Primary signs pointing to key touchpoints in Changi are shown in yellow for optimal visibility


This distinction also finds its way into the choice of colours used in signage. In a similar manner to the iconic design used by Amsterdam’s Schiphol Airport, a system comprising two main colours was adopted to provide optimum visibility and an ease of understanding for passengers. Primary signs are found in bright yellow, given its visibility against dark backgrounds and clear contrast with black text. On the other hand, secondary signs come in blue – a comparably neutral colour that boosts the visual priority of yellow signs.

Building on this, the next step in simplifying wayfinding follows an old adage, which states that “a picture is worth a thousand words”. Besides the text that comes on signage, pictograms are used to present information in a direct and concise manner. With most of their designs being adopted from international conventions, these symbols allow passengers who are not fluent in any of the signage’s displayed languages to intuitively comprehend the intended information, while simultaneously minimising the degree of visual clutter present.  


Pictograms for common airport facilities (in yellow) are adopted from international design conventions, while attractions unique to Changi Airport display customised ones


To top it all off, in addition to Singapore’s official language of English, some signs located around the airport also come with translations appended on them. These translations, which come in four languages (Simplified Chinese, Bahasa Melayu, Tamil, and Japanese), are included in a smaller, white font at the end of selected signs. Together, they provide additional clarity across signs that use non-standardised pictograms in use, or in pointing out the way to services unique to Changi Airport.

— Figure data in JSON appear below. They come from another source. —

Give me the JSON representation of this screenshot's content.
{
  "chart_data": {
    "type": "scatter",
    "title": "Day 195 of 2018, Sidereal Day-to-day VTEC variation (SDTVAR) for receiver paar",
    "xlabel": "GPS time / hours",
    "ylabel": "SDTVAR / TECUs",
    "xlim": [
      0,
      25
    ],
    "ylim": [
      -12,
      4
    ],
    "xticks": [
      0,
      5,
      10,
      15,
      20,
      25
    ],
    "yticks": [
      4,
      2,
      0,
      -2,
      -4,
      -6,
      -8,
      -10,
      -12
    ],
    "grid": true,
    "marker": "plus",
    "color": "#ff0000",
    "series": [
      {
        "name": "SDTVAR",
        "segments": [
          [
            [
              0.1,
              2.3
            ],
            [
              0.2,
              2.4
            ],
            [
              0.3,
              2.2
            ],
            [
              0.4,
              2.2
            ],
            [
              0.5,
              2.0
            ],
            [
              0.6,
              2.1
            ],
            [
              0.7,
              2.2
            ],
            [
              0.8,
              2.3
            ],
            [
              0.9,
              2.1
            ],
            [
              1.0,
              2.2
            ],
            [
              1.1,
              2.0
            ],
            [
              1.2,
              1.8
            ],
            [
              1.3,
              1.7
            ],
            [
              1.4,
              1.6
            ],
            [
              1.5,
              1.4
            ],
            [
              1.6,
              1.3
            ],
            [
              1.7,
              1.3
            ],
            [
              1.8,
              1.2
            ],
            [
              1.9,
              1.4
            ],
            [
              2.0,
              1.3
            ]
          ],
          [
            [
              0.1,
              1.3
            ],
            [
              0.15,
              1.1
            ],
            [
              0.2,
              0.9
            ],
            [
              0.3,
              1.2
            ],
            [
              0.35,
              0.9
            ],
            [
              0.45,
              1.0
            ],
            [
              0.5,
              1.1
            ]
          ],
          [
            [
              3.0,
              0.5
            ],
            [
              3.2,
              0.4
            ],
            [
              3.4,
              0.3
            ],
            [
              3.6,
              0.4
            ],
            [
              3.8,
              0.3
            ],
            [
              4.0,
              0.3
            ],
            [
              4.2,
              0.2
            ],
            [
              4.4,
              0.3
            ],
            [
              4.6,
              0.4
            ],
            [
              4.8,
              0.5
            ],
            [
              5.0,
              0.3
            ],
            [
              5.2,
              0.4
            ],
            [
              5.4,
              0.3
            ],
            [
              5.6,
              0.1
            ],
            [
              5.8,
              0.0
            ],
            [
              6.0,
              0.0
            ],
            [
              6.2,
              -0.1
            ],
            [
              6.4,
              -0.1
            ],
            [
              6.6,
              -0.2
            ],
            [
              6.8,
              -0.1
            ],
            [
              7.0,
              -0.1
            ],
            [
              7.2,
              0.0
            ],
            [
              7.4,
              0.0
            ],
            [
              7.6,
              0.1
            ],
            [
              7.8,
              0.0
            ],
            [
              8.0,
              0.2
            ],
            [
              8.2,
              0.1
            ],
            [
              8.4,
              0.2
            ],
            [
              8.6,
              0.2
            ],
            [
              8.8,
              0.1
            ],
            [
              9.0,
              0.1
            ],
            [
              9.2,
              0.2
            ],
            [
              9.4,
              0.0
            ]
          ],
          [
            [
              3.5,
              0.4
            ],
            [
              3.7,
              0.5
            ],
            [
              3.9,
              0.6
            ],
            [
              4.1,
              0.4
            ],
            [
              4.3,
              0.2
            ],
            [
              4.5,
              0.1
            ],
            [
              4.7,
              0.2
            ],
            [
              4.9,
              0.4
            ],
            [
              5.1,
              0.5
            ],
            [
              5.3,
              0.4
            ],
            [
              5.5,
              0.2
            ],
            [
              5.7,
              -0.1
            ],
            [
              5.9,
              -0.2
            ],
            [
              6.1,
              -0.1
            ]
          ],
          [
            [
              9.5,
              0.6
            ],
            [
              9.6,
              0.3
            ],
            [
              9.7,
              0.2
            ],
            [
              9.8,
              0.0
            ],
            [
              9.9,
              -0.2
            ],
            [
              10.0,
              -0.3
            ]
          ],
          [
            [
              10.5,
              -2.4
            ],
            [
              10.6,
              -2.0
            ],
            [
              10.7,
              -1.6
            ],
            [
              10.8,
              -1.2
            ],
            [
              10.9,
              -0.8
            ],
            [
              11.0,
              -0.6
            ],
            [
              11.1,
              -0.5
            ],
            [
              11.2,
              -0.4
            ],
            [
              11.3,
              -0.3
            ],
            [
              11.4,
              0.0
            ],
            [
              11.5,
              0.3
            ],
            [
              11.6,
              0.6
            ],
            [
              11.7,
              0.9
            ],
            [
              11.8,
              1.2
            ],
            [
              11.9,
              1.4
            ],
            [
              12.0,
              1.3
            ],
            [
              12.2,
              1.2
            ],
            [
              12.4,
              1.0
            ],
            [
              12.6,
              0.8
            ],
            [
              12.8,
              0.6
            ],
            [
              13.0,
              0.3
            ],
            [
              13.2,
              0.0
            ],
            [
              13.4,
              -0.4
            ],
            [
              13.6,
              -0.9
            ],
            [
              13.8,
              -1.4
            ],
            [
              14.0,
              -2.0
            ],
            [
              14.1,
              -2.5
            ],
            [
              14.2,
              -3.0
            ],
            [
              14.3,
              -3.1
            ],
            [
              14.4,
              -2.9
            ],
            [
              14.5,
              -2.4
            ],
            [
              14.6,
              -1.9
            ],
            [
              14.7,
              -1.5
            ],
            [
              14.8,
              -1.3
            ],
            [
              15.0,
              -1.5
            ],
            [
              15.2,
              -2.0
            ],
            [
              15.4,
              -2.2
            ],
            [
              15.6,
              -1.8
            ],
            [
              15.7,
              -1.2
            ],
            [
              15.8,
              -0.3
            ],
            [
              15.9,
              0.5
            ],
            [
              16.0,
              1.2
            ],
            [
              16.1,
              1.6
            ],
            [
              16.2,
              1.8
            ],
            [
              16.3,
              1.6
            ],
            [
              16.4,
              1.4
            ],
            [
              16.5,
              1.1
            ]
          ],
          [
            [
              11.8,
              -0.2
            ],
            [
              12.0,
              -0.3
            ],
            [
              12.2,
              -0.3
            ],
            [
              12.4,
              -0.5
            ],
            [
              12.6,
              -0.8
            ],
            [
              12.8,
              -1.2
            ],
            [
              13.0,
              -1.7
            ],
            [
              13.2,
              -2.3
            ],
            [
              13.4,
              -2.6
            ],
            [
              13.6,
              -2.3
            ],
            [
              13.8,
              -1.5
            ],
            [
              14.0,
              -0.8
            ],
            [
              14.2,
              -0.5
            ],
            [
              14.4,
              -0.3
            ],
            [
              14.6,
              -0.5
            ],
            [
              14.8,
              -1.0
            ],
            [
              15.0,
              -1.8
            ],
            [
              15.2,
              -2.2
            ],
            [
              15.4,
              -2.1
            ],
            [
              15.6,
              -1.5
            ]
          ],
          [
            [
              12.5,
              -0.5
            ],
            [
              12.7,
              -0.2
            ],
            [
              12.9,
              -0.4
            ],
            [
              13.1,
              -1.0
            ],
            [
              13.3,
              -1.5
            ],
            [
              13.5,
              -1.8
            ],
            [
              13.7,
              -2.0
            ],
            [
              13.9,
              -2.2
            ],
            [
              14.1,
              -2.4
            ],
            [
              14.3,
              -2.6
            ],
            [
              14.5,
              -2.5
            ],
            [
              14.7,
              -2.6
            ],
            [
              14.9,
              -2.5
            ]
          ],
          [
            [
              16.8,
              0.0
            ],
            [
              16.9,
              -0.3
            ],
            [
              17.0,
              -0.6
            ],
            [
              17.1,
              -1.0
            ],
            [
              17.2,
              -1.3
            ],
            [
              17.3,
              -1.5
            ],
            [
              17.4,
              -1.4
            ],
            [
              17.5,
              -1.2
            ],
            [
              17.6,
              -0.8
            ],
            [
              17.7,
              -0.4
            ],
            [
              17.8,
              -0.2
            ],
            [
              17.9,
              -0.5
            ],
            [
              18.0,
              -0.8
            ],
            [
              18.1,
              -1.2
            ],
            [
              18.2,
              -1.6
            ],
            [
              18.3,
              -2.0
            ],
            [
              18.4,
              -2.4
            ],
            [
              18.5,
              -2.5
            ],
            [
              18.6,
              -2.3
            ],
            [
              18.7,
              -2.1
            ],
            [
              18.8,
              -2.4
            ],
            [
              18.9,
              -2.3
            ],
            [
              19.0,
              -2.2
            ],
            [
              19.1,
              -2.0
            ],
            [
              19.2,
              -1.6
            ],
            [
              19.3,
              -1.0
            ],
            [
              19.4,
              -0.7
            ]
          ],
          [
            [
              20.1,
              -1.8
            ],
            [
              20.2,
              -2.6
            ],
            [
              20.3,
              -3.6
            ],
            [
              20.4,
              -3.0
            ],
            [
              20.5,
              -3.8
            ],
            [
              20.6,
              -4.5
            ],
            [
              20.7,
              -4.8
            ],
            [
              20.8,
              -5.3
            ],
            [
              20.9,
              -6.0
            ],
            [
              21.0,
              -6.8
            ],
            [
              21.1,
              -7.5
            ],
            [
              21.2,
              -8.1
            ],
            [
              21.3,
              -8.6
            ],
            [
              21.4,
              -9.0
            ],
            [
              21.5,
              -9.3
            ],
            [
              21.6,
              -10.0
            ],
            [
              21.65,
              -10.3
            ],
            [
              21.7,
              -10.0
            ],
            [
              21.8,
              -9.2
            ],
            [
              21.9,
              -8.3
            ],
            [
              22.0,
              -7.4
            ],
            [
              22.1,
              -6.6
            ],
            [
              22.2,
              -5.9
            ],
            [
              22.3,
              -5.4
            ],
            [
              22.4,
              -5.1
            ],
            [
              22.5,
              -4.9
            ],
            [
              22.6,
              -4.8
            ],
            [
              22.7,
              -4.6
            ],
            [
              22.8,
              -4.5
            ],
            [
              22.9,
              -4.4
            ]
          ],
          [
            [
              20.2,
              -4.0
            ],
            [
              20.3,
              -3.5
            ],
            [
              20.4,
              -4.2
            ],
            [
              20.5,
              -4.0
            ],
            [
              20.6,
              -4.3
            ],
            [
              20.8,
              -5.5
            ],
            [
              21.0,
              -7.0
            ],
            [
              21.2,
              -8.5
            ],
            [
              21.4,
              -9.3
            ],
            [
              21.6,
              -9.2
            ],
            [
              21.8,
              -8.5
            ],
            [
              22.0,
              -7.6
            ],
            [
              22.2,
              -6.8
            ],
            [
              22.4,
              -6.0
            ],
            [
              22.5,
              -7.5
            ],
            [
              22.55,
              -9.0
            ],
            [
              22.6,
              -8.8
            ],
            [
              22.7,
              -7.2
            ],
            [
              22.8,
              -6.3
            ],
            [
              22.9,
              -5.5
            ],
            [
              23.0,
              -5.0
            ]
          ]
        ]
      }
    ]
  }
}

Good quality signage plays an important role in complementing the intuitive wayfinding design of Changi’s terminals. Thus, while a seemingly peripheral item, the science behind the signage we see around Changi highlights the strategic planning, innovative design, and customer-centric thought process that go towards creating the whole Changi Experience. Like all other aspects, this too is continuously being refined over time to meet the ever-changing needs of passengers. Moving forward, as digital maps take on an increasingly important role in helping passengers with wayfinding, signage may be updated accordingly to be integrated with this tool on mobile apps.